What's important is not whether climate change is real—and it's not this article's intent to advocate, one way or the other—but that it's the subject of wide debate, one that's reignited with every notable occurrence of weather. An occurrence of extreme weather can affect untold numbers of people, and repeated occurrences can raise the average consciousness with which consumers link climate change to their quality of life, today and in the future. Over time, the ranks of the true believers are bound to increase and their clamor for remedial change likely will be joined by some who are less convinced of the reality of climate change but who reason, "Why take the chance?"

The debate over climate change might change the importance that consumers assign to sustainable packaging, ultimately to the point where sustainable packaging becomes a major influence on purchase decisions. Imagine a future where consumers evaluate sustainable packaging claims with the same scrutiny afforded to nutrition labeling, warnings, and package instructions. Imagine products being either placed in the shopping cart or returned to the shelf based on these evaluations. In such a scenario, sustainable packaging makes its impact at the brand level, either building or weakening the brand. That very possibility is reason for a CPG company to ask itself whether its present approach to sustainable packaging is best suited to meet the related opportunities and challenges. If the answer is no, then how should the approach be revised?

Take, for example, plastic packaging, long criticized for being derived from a nonrenewal resource and for being all too present in landfills (among other criticisms). Despite that, many (if not most) plastic packages carry no sustainability claims. Yet consumers continue to purchase products packaged in plastic, no doubt for conveniences such as lightweight, clarity, and shatter resistance. But what if there comes a time, quickened by concerns about climate change, when consumers demand the same conveniences AND convincing claims of sustainability?

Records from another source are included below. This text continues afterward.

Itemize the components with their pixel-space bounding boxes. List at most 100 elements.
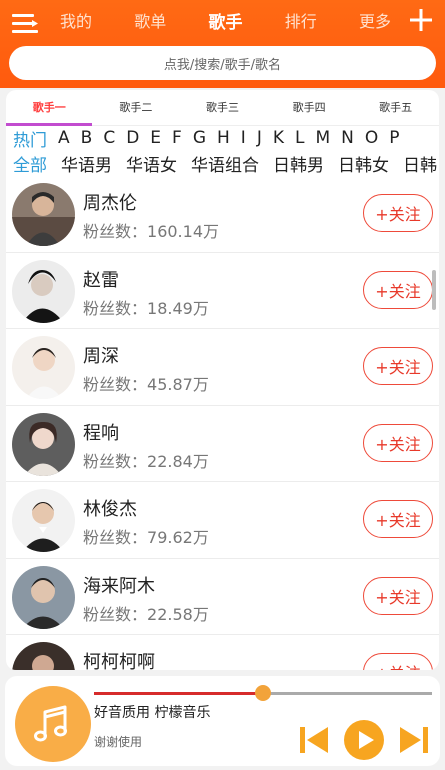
fans-value: 18.49万 — [147, 298, 209, 318]
search-input[interactable]: 点我/搜索/歌手/歌名 — [9, 46, 436, 80]
avatar — [12, 642, 75, 670]
fans-label: 粉丝数： — [83, 222, 148, 241]
alpha-filter-item[interactable]: J — [257, 128, 262, 148]
alpha-filter-item[interactable]: F — [172, 128, 182, 148]
alpha-filter-item[interactable]: H — [217, 128, 230, 148]
category-filter-item[interactable]: 日韩 — [403, 151, 437, 176]
singer-name: 周深 — [83, 346, 119, 367]
track-subtitle: 谢谢使用 — [94, 735, 143, 749]
fans-count: 粉丝数：22.58万 — [83, 601, 209, 625]
singer-name: 程响 — [83, 422, 119, 444]
avatar — [12, 259, 75, 323]
singer-name: 林俊杰 — [83, 499, 137, 520]
progress-fill — [94, 692, 263, 695]
alpha-filter-item[interactable]: N — [341, 128, 354, 148]
sub-tab-1[interactable]: 歌手一 — [6, 90, 93, 125]
category-filter-row: 全部 华语男 华语女 华语组合 日韩男 日韩女 日韩 — [6, 150, 439, 176]
category-filter-item[interactable]: 日韩女 — [338, 151, 389, 176]
list-item[interactable]: 海来阿木 粉丝数：22.58万 +关注 — [6, 559, 439, 635]
fans-value: 79.62万 — [147, 528, 209, 547]
tab-mine[interactable]: 我的 — [52, 8, 100, 32]
tab-more[interactable]: 更多 — [351, 8, 399, 32]
alpha-filter-item[interactable]: D — [126, 128, 139, 148]
singer-panel: 歌手一 歌手二 歌手三 歌手四 歌手五 热门 A B C D E F G H I… — [6, 90, 439, 670]
fans-count: 粉丝数：160.14万 — [83, 218, 219, 242]
list-item[interactable]: 赵雷 粉丝数：18.49万 +关注 — [6, 253, 439, 329]
search-placeholder: 点我/搜索/歌手/歌名 — [163, 57, 282, 73]
progress-bar[interactable] — [94, 685, 432, 701]
alpha-filter-item[interactable]: A — [58, 128, 70, 148]
sub-tab-2[interactable]: 歌手二 — [93, 90, 180, 125]
category-filter-all[interactable]: 全部 — [13, 151, 47, 176]
fans-value: 160.14万 — [147, 222, 220, 241]
follow-button[interactable]: +关注 — [363, 653, 433, 670]
album-disc[interactable] — [15, 686, 91, 762]
alpha-filter-item[interactable]: C — [103, 128, 115, 148]
follow-button[interactable]: +关注 — [363, 576, 433, 615]
singer-name: 赵雷 — [83, 269, 119, 291]
play-icon[interactable] — [343, 719, 385, 761]
list-item[interactable]: 柯柯柯啊 +关注 — [6, 635, 439, 670]
alpha-filter-item[interactable]: O — [365, 128, 378, 148]
fans-label: 粉丝数： — [83, 298, 148, 318]
singer-list[interactable]: 周杰伦 粉丝数：160.14万 +关注 赵雷 粉丝数：18.49万 +关注 周深… — [6, 176, 439, 670]
track-title: 好音质用 柠檬音乐 — [94, 705, 211, 721]
previous-icon[interactable] — [297, 723, 331, 757]
alpha-filter-item[interactable]: I — [241, 128, 246, 148]
alpha-filter-item[interactable]: K — [273, 128, 284, 148]
avatar — [12, 336, 75, 399]
alpha-filter-item[interactable]: M — [315, 128, 330, 148]
fans-label: 粉丝数： — [83, 528, 148, 547]
tab-ranking[interactable]: 排行 — [277, 8, 325, 32]
music-note-icon — [34, 705, 67, 742]
alpha-filter-item[interactable]: P — [389, 128, 399, 148]
follow-button[interactable]: +关注 — [363, 423, 433, 462]
progress-thumb[interactable] — [255, 685, 271, 701]
alpha-filter-hot[interactable]: 热门 — [13, 126, 47, 151]
plus-icon[interactable] — [407, 6, 435, 34]
sub-tab-3[interactable]: 歌手三 — [179, 90, 266, 125]
singer-sub-tabs: 歌手一 歌手二 歌手三 歌手四 歌手五 — [6, 90, 439, 126]
fans-label: 粉丝数： — [83, 604, 148, 624]
next-icon[interactable] — [397, 723, 431, 757]
fans-count: 粉丝数：79.62万 — [83, 524, 209, 548]
follow-button[interactable]: +关注 — [363, 270, 433, 309]
alpha-filter-item[interactable]: G — [193, 128, 206, 148]
tab-playlists[interactable]: 歌单 — [126, 8, 174, 32]
sub-tab-5[interactable]: 歌手五 — [352, 90, 439, 125]
app-root: 我的 歌单 歌手 排行 更多 点我/搜索/歌手/歌名 歌手一 歌手二 歌手三 歌… — [0, 0, 445, 770]
menu-icon[interactable] — [10, 10, 40, 38]
mini-player: 好音质用 柠檬音乐 谢谢使用 — [5, 676, 440, 766]
fans-label: 粉丝数： — [83, 375, 148, 394]
category-filter-item[interactable]: 日韩男 — [273, 151, 324, 176]
avatar — [12, 412, 75, 476]
fans-value: 22.84万 — [147, 451, 209, 471]
tab-singers[interactable]: 歌手 — [201, 8, 251, 33]
alpha-filter-item[interactable]: L — [295, 128, 304, 148]
list-scrollbar[interactable] — [432, 270, 436, 310]
avatar — [12, 489, 75, 552]
fans-count: 粉丝数：18.49万 — [83, 295, 209, 319]
header-bar: 我的 歌单 歌手 排行 更多 点我/搜索/歌手/歌名 — [0, 0, 445, 88]
sub-tab-4[interactable]: 歌手四 — [266, 90, 353, 125]
follow-button[interactable]: +关注 — [363, 500, 433, 538]
follow-button[interactable]: +关注 — [363, 347, 433, 385]
list-item[interactable]: 周杰伦 粉丝数：160.14万 +关注 — [6, 176, 439, 253]
category-filter-item[interactable]: 华语男 — [61, 151, 112, 176]
singer-name: 周杰伦 — [83, 193, 137, 214]
fans-value: 22.58万 — [147, 604, 209, 624]
fans-value: 45.87万 — [147, 375, 209, 394]
follow-button[interactable]: +关注 — [363, 194, 433, 232]
category-filter-item[interactable]: 华语组合 — [191, 151, 259, 176]
list-item[interactable]: 周深 粉丝数：45.87万 +关注 — [6, 329, 439, 406]
main-nav: 我的 歌单 歌手 排行 更多 — [52, 0, 399, 40]
alpha-filter-item[interactable]: E — [150, 128, 161, 148]
list-item[interactable]: 林俊杰 粉丝数：79.62万 +关注 — [6, 482, 439, 559]
alpha-filter-item[interactable]: B — [81, 128, 93, 148]
fans-label: 粉丝数： — [83, 451, 148, 471]
category-filter-item[interactable]: 华语女 — [126, 151, 177, 176]
avatar — [12, 565, 75, 629]
avatar — [12, 183, 75, 246]
list-item[interactable]: 程响 粉丝数：22.84万 +关注 — [6, 406, 439, 482]
fans-count: 粉丝数：45.87万 — [83, 371, 209, 395]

That's a landscape that should be recognized as the minefield it is. In any competition, strategy and execution are of paramount importance. Continuing with the example of plastic packaging, lightweighting and the use of recycled content are inherently subject to diminishing returns; worded differently, there's a practical limit, after which, problems-technical and others-are encountered. How-low-can-you-go, while a good mindset for a limbo dance contest, is far less suitable for sustainable packaging. The reason is that a competitive advantage is only as good as the ease with which it can be met or bested by the competition. A competitive advantage, itself, should be sustainable.

Toward that end, rather than practically conceding plastic's inherent unsustainability, why not tout plastic's sustainability bona fides-on the labeling, itself. Such a strategy—if presented factually, credibly, and engagingly—can work, especially if executed by an impressive number and variety of CPG companies.

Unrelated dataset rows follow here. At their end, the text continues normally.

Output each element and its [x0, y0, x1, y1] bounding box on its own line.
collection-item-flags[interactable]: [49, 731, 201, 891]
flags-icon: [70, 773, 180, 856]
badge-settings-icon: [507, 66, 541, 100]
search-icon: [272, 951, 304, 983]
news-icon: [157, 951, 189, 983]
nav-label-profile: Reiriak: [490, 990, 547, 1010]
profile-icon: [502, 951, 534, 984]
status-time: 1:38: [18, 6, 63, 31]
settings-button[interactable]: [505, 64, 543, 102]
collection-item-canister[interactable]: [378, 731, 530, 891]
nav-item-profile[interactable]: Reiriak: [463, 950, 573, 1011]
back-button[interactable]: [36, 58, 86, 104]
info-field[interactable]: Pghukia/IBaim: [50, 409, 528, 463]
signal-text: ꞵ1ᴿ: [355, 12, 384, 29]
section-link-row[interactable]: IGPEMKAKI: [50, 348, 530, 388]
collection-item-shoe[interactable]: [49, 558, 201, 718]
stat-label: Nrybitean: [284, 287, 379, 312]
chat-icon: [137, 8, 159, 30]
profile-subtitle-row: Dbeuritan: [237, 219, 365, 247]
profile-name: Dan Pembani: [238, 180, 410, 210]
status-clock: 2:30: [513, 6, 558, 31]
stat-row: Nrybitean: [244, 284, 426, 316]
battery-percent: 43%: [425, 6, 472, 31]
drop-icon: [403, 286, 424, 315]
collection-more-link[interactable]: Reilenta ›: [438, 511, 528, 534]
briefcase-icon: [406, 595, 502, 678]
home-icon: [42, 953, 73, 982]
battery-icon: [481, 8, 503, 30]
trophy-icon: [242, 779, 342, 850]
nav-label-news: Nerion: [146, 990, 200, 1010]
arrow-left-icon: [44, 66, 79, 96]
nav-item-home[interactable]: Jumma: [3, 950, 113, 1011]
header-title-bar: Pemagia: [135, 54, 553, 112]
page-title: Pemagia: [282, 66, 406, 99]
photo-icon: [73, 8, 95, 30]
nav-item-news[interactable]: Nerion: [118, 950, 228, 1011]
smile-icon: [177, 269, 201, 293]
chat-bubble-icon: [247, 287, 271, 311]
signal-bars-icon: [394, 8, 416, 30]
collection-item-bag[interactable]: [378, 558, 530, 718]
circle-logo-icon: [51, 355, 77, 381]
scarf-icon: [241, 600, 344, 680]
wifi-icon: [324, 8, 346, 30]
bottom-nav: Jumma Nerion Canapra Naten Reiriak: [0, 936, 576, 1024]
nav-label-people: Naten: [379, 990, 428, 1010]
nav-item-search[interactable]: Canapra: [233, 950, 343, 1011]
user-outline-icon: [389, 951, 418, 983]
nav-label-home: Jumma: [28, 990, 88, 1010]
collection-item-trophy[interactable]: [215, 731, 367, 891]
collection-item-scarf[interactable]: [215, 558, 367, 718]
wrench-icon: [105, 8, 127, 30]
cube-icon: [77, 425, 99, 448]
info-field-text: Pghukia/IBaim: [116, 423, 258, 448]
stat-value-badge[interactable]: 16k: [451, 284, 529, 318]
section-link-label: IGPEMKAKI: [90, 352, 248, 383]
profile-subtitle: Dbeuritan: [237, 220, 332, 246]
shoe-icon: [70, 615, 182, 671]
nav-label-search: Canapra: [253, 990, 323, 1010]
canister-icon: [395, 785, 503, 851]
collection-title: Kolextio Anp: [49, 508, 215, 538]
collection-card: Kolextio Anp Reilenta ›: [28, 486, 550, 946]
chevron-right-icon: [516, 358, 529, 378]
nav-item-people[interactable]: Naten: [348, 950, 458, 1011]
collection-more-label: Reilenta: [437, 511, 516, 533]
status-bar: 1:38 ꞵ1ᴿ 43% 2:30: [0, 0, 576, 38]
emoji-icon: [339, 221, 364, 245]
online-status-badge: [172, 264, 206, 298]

As for those CPG companies with a stake in bioplastics and related claims of biodegradability and compostability, changes in consumer attitudes wrought by climate change won't automatically prove beneficial. Those companies should be proactive and strategize about how to shore up the various shortcomings of bioplastics. Companies that take such advice lightly have not learned the lessons contained in examples such as the highly-chronicled failed launch of the Frito-Lay's Sun Chips compostable bag.

Companies that package in materials other than conventional plastics and bioplastics should have no difficulty recognizing that the foregoing paragraphs hold relevance for them, too. The message to CPG companies of every stripe is that climate change has the potential to usher in different ground rules. Those ground rules are the winds of change. Granted, they aren't moving at gale force speed; nonetheless, they are out there, building, their approach worthy of being charted. Weather forecasting and business forecasting share the same purpose: to grant those in the path of what's coming (whether good or bad) adequate time to prepare.